W ocenie Sądu Najwyższego realizowanie funkcji ochronnej przepisu art. 212 § 1 k.k. nie może prowadzić do kryminalizacji życia społecznego, którego nieodłączną cechą jest występowanie sytuacji konfliktowych, wzbudzających emocje i powodujących wyrażanie ocen zachowania. Ich negatywny odbiór przez innych uczestników życia społecznego nie zawsze musi być oceniany w kategoriach przestępstwa (postanowienie Sądu Najwyższego z dnia 31 marca 2022 r., II KK 39/22). Treść zarzutów podniesionych przez oskarżonego na łamach gazety w kontekście, w jakim je poczynił, mieściła się w granicach prawa do swobodnej wypowiedzi i dozwolonej krytyki, stąd też jego zachowanie nie wypełniło znamion czynu z art. 212 § 1 k.k. w zw. z art. 212 §2 k.k.

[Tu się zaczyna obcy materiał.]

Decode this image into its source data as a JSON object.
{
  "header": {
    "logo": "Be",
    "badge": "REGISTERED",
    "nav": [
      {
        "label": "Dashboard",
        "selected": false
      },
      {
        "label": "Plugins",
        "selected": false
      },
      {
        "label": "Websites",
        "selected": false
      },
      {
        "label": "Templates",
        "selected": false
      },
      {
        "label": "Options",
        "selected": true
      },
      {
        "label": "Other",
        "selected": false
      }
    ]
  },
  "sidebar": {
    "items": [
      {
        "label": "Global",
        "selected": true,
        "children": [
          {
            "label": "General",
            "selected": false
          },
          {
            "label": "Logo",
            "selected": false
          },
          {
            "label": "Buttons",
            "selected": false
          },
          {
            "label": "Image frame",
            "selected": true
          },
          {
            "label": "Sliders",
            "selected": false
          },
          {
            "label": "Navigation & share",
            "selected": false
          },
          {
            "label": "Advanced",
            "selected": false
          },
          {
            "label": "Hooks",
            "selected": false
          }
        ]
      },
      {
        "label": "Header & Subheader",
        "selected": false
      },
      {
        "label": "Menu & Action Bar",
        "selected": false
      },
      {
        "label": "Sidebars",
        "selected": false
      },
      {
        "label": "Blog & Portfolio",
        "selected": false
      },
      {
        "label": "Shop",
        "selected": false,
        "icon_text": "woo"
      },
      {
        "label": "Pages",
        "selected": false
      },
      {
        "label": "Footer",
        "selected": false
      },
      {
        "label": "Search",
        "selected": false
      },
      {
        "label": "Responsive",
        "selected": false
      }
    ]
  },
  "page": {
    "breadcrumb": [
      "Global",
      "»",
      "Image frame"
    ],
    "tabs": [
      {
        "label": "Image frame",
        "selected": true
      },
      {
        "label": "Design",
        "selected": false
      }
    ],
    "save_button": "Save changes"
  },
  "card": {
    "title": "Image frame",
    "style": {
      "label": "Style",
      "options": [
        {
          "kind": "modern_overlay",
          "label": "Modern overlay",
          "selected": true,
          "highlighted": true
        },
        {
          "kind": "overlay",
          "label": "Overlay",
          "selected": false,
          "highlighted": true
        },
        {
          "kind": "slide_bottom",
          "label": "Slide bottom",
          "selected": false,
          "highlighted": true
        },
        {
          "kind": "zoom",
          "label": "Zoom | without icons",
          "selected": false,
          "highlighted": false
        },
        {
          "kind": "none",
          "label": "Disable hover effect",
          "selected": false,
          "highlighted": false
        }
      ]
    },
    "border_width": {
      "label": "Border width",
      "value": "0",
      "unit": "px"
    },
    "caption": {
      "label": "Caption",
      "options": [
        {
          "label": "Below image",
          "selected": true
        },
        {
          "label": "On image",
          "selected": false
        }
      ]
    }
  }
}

Niejako na marginesie zarzutu kasacyjnego należy dodatkowo zauważyć, że treść zaskarżonego wyroku nie odpowiada wymaganiom wynikającym z art. 413 § 2 pkt 1 k.p.k. Przepis ten stanowi, że wyrok powinien zawierać dokładne określenie przypisanego oskarżonemu czynu.
Tymczasem w wyroku, powielając zarzut przedstawiony w prywatnym akcie oskarżenia, nie skonkretyzowano wypowiedzi oskarżonego, które miały wypełniać znamiona występku z art. 212 § 1 k.k. Opis czynu ogranicza się bowiem do stwierdzenia, że oskarżony pomówił oskarżycielkę prywatną „poprzez formułowanie nieprawdziwych twierdzeń w zakresie rozliczeń finansowych Spółdzielni” oraz „samowolnych działań oskarżycielki prywatnej w zakresie dokonywanych rozliczeń finansowych Spółdzielni” Przytoczone fragmenty opisu czynu są na tyle ogólnikowe, że powiązanie ich z konkretnymi wypowiedziami oskarżonego zawartymi w inkryminowanym liście skierowanym do prasy, może być utrudnione, a w konsekwencji nie sposób ustalić, co mogło oskarżycielkę poniżyć w opinii publicznej oraz narazić ją na utratę zaufania potrzebnego do zajmowania przez nią stanowiska. Nie sposób ich także zweryfikować w kategoriach prawda - fałsz, co przecież może mieć znaczenie na płaszczyźnie treści art. 213 k.k.